Portuguese blanket maker. Photo by Cindy Steiler.

During her time in North Dakota, she learned about the harvesting, transporting and processing of sugar beets, photographed as part of her UND art project. It also will include downtown Grand Forks and UND’s students and campus.

“I didn’t know there was such a thing as a sugar beet before I came here,” Steiler related. “So I got a huge education I wouldn’t have gotten if I had never come here, and there are interesting stories here, too.”

Steiler began her career as a designer of theatrical sets, which often involved painting large murals as backdrops for plays and other productions. She also created and sewed costumes. When events in her life made it difficult to continue on that path, she took jobs with engineering firms where she built scale models of wind energy projects and then 3D models of orthopedic implants.

“But then it got really boring, and I started making these crazy little embroideries for myself,” she said.

A friend suggested that Steiler try selling them on Etsy, a global online marketplace aimed at makers of handmade, vintage and unique gifts.

“This was in the early days of Etsy when I didn’t even know what it was,” she said. “So I put some up on Etsy, and they sold like crazy.”

That led to invitations to do shows in Philadelphia and New York. Her embroideries evolved into small dioramas made from photos, fabric and other materials from the 1800s.

Celebrities bought Steiler’s work for their collections, some giving it to their friends as gifts. Etsy promoted Steiler and sponsored workshops she taught. She also wrote a chapter on embroidery for a book.

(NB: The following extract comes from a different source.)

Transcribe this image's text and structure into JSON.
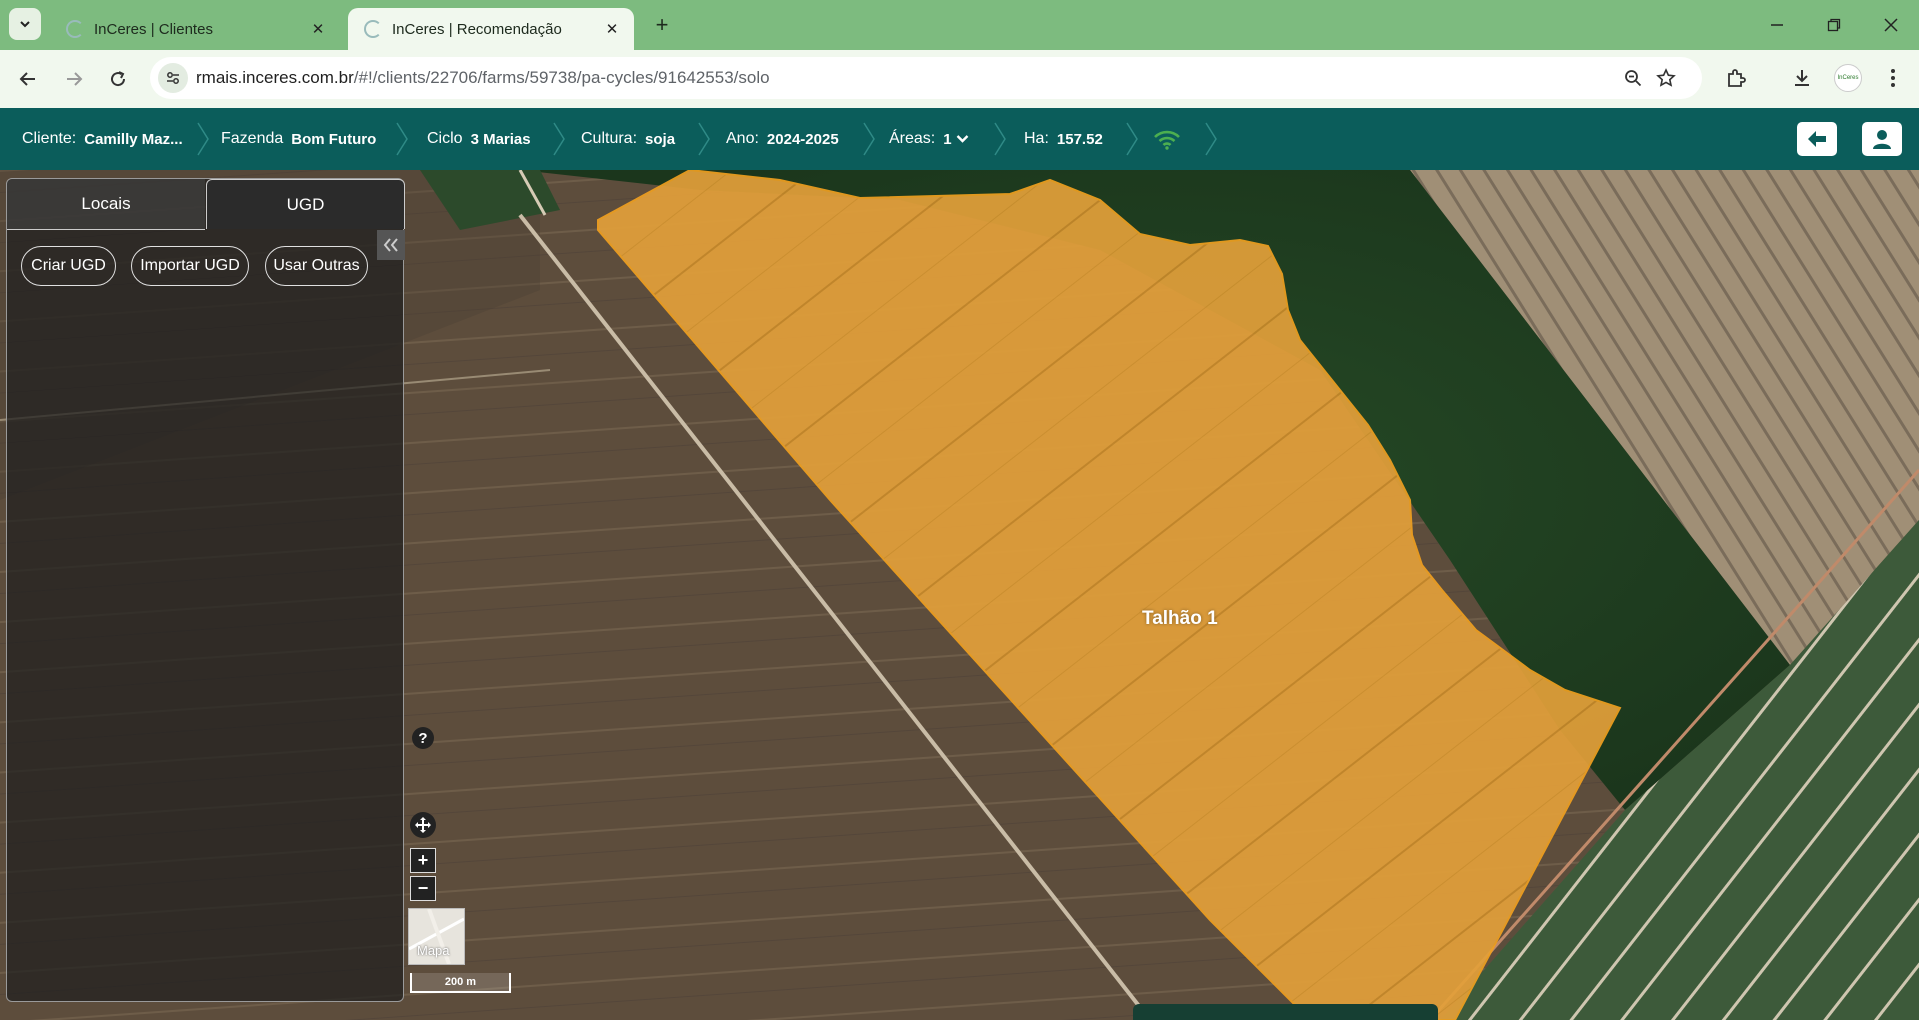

But Steiler came to the realization that she was creating her artwork because people wanted to buy it.

“I know that sounds like a silly thing to complain about, but it didn’t feel right,” she explained. “I never started creating for the purpose of selling; I started creating because I was depressed. Getting back into the creative world was my lifeline.

“I shut down my Etsy store because I was sick of that,” she continued. “I just stopped. I still show my work, but I’m no longer selling it.”

Steiler’s successful venture into the online retail world of Etsy.com enabled her to sell small works of embroidery using materials from the 1800s. But she ultimately discovered she preferred traveling the world for community engagement projects. Photo by Cindy Steiler.

Finding a new direction

The positive aspect was that it enabled Steiler to discover what she really wanted to do and provided the means to do it.

“I started looking for projects in community engagement, and that’s when I started traveling a lot,” Steiler said. “I started doing bigger pieces and installation pieces. This brought me full circle back to theater. It’s creating an environment as opposed to little pieces to sell.”

The difference is that instead of creating a director’s or producer’s vision, she’s engaging in works she envisions.

One example is a 25-by-25-foot woven fabric that extends up the walls of a room. In Portugal, she did a show in an old olive oil factory, reflecting her preference for displaying her work in nontraditional settings. She was in Palestine working on a project during the COVID pandemic, which enabled her to spend Christmas in a nearly deserted Bethlehem and photograph a famous church in Jerusalem while it was devoid of tourists.

One of Steiler’s recent works is a 25-by-25-foot series of photos printed on fabric that extends up the walls of the room where it’s displayed. Photo by Cindy Stieler.

“It’s been really good for me,” Steiler said. “It’s given me a new way of looking at the world, and it’s made my relationships richer. I think it’s made me a more generous person, and I’m really glad for it.”

Her advice to UND art students?

“My suggestion is to travel,” Steiler said. “Go see a place without a tour group.

“There so much divisiveness and so much hatred, racism and all this garbage,” she continued. “But if you get out of your neighborhood and go see others, you’ll realize we are all more the same than we are different. Travel is good for you; it’s changed my life.”